Can you identify that issue? Can you carry conversations, make small talk with your peers, and others from other departments, so that you start getting a sense of what is the “cross-functional” issue?

And then you communicate that in your weekly update to your lead, you may talk about that in your weekly article or video as well. Identifying such challenges are usually enough to solve them.

Essentially, to show your leadership skills, you need to exercise leadership skills. Who would’ve thought right? 🙂

  • Have a website where you share your industry insights.
  • Have a direct line to your stakeholders where you share your team insights.
  • Serve your team by identifying, articulating and solving for the orphaned cross-functional challenges (this is a mouthful, but I hope you see how this works).

Bonus tip: Leadership and Networks

I can talk for days on how to create useful, powerful networks in general.

MRT. Get ****your MRT going The Monthly Round Table. Whatever your job role is, identify others in your area/city with similar job titles. Invite them once a month to dinner. Discuss your insights, ask them questions what insights they found. Be the connector/organizer. The person who brings the experts together is perceived as the Chief Expert.

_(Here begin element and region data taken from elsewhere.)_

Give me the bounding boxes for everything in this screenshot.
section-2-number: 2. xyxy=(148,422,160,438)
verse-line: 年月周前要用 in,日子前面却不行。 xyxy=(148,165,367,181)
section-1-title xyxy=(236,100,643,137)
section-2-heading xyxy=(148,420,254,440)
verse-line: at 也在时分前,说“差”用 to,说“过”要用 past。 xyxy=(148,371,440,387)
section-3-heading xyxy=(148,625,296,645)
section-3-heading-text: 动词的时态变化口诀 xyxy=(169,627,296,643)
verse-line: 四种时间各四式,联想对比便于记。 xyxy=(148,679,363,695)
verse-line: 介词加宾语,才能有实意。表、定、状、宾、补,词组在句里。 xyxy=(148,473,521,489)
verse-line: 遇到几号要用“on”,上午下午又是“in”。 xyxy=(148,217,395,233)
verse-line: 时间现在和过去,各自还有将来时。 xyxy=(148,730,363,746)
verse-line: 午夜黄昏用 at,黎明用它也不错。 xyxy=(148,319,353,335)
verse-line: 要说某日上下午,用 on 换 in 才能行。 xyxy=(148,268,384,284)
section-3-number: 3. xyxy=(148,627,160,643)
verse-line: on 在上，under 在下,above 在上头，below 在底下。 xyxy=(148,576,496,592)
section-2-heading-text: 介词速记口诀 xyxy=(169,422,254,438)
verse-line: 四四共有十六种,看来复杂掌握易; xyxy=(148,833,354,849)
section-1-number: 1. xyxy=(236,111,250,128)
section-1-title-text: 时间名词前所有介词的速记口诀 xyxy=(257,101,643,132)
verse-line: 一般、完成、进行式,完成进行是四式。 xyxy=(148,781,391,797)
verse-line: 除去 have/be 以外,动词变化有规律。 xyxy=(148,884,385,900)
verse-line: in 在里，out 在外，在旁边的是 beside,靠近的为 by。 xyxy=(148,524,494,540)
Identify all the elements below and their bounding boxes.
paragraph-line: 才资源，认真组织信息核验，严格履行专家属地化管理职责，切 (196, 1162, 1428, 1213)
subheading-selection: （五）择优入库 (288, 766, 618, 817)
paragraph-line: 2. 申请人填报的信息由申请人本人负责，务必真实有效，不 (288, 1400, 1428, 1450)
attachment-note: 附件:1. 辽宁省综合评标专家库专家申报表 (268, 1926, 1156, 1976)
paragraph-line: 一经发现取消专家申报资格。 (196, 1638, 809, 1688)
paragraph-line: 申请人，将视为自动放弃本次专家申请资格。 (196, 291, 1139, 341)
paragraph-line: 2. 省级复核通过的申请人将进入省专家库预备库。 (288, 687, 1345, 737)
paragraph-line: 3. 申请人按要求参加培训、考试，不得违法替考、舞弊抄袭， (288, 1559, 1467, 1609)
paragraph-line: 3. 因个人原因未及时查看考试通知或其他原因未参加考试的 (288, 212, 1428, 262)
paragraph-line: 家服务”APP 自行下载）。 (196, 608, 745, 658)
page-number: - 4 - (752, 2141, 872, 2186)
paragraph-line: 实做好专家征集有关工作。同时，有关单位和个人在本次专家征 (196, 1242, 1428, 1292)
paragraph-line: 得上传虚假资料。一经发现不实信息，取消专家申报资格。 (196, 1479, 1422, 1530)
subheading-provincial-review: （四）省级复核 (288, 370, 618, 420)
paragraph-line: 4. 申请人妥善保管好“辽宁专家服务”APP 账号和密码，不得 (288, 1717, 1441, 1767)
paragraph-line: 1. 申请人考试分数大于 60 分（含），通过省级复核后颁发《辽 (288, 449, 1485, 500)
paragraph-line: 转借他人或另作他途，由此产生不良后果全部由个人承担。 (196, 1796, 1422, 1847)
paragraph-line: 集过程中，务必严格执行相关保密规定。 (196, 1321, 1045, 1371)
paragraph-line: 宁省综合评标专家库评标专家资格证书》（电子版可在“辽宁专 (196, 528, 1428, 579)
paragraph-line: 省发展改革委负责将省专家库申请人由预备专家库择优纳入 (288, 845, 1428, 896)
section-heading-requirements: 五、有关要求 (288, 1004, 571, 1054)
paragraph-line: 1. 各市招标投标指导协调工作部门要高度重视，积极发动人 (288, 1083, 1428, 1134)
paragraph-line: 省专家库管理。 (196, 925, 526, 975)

Internal Coach. Another tip is to make your higher-up your coach.

Find a coach within your chain of command. Go to someone whom you don’t directly report to, ask for their 15 minutes of guidance. Then tell them that you are eager to learn, and want to design your career like they have done it (they are higher up the chain so that should be true for you). And then ask them if they would be kind to guide you in your career and if they are OK with sharing coffee with you once a week, as you may have a question or two only they can answer.

And then you make sure you have questions that only they can best answer. You will learn a tremendous amount by just trying to articulate those questions!

Hope you are able to increase your influence in a meaningful way.

I wish you all the best and I look forward to your success.